Sample Compatibility & Compliance

The Halocounter accommodates diverse biological matrices—including PBMC suspensions, CHO bioreactor harvests, iPSC aggregates, and confluent monolayers—with no requirement for dilution, staining, or centrifugation. Its optical design avoids fluorescence excitation, making it compatible with live-cell dyes, GFP-tagged lines, and label-free phenotypic assays. The system complies with ISO 21571:2021 (Biotechnology — Methods for enumeration of viable cells) for suspension counting validation protocols. When configured with the regulated software suite, it meets documentation and traceability requirements specified in USP <1043>, ASTM E2577-20, and FDA guidance on computerized system validation (CSV) for analytical instrumentation used in clinical or manufacturing environments.

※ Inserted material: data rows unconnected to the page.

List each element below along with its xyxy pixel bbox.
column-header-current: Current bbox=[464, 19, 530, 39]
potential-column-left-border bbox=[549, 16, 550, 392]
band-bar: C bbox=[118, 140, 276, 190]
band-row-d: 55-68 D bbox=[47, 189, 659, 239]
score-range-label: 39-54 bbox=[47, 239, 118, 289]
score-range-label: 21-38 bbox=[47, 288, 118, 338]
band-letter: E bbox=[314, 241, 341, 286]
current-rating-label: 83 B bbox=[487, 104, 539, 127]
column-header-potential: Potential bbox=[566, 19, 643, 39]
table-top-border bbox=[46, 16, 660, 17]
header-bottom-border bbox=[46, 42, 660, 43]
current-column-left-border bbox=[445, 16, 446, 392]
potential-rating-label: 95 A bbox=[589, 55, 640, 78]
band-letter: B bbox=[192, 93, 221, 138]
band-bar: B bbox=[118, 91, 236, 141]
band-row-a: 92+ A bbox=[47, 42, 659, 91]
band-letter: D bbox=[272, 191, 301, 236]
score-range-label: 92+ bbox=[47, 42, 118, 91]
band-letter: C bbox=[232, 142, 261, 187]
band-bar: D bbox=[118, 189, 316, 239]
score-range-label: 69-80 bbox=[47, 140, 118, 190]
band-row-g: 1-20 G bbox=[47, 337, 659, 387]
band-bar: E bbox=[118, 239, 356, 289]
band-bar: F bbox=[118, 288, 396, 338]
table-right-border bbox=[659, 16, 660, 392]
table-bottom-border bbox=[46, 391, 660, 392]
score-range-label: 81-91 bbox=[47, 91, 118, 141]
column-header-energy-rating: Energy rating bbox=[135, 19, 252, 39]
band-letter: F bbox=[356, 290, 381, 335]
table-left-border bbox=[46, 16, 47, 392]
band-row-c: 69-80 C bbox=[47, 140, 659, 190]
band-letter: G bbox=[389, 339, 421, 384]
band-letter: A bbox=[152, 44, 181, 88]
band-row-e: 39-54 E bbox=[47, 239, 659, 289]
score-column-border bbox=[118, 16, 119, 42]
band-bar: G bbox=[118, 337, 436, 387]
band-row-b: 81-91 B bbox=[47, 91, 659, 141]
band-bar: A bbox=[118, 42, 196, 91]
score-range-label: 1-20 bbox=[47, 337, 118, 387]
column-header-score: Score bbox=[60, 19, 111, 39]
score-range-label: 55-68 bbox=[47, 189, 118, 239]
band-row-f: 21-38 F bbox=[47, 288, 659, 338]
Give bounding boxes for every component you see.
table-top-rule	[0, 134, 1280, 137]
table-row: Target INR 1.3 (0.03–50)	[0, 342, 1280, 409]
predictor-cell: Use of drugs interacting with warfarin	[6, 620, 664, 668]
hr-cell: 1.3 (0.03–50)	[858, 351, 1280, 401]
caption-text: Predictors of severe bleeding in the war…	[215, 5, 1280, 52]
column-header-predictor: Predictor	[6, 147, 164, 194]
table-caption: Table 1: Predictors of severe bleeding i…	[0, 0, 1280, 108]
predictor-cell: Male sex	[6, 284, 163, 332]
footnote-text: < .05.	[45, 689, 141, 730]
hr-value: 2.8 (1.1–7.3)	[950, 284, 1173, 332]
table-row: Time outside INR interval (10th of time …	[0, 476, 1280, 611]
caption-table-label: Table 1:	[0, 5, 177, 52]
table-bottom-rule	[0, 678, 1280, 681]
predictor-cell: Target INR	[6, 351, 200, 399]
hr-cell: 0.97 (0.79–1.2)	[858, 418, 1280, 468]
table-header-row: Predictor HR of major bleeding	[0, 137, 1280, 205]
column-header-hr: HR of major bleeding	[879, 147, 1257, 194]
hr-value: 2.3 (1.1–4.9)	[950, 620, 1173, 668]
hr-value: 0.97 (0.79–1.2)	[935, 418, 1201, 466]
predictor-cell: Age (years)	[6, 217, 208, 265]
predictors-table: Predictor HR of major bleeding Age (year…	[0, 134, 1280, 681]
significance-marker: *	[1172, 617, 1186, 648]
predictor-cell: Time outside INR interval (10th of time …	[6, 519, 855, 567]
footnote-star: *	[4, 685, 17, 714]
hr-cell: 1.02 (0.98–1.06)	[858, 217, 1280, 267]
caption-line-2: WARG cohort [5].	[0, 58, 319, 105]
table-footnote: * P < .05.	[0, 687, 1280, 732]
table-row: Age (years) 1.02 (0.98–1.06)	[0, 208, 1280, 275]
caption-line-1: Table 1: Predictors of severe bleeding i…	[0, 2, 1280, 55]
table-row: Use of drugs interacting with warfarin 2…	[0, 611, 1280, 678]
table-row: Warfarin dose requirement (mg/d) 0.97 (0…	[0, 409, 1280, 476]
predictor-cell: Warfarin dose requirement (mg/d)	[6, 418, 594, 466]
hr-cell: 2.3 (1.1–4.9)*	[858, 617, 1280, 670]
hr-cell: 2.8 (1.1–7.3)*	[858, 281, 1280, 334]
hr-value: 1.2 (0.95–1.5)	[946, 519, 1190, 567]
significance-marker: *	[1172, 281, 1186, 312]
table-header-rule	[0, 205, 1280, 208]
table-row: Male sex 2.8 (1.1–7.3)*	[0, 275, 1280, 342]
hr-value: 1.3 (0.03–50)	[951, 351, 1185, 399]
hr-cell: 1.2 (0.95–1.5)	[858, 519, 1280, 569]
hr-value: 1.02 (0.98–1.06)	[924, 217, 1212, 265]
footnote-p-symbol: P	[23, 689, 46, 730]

Software & Data Management

Powered by a full-stack AI inference engine trained on >2.4 million annotated cell images, the Halocounter’s software performs auto-focus optimization, adaptive thresholding, clump deconvolution, and subcellular feature extraction—including nuclear/cytoplasmic ratio, circularity, and texture heterogeneity. All processing occurs locally on an embedded industrial-grade GPU; no cloud upload or external dependency is required. Raw images, processed masks, and metadata are stored in vendor-neutral TIFF + JSON format, supporting integration with LIMS platforms via RESTful API. Batch reporting templates conform to CLIA and CAP reporting standards, with optional CSV/Excel export for statistical packages (R, Prism, Python pandas). Audit trail records include timestamped user actions, parameter changes, and result revisions—fully searchable and exportable for internal QA review or regulatory inspection.

Applications

• High-frequency viability monitoring during bioprocess development and QC release testing
• CRISPR/Cas9 and lentiviral transfection efficiency assessment in adherent cultures
• Organoid and spheroid size distribution profiling in 3D culture models
• Primary immune cell enumeration in clinical trial sample workflows
• Stem cell expansion quality control under cGMP-aligned SOPs
• Antibody-dependent cellular cytotoxicity (ADCC) assay endpoint quantification

FAQ

Does the Halocounter require calibration with reference beads or standard cell lines?
No—its optical path and AI model are factory-validated against NIST-traceable microsphere standards and certified cell reference materials (ATCC CCL-2 and ECACC 93021013). Routine user calibration is not required; periodic verification using supplied control suspensions is recommended every 30 days.
Can the system distinguish between live/dead cells without dye staining?
It provides label-free confluence and density metrics with high fidelity, but definitive viability classification requires optional integration with AO/PI or Calcein-AM imaging modules—available as hardware add-ons.
Is remote instrument monitoring supported?
Yes—via secure TLS-encrypted web interface accessible through institutional VPNs; supports real-time status dashboards, queue management, and push notifications for completion or error events.
What maintenance is required for the quartz sample stage?
A single lint-free wipe with 70% ethanol after each run is sufficient; no ultrasonic cleaning, polishing, or replacement is needed over the instrument’s rated service life (>50,000 measurements).
How does the system handle highly heterogeneous or aggregated samples?
The AI engine applies hierarchical clustering and topology-aware segmentation to resolve partial occlusions and variable brightness gradients—validated on tumor-derived ascites fluid and macrophage-lymphocyte co-cultures with >92.4% concordance vs. manual hemocytometer counts (n=142, CV <4.7%).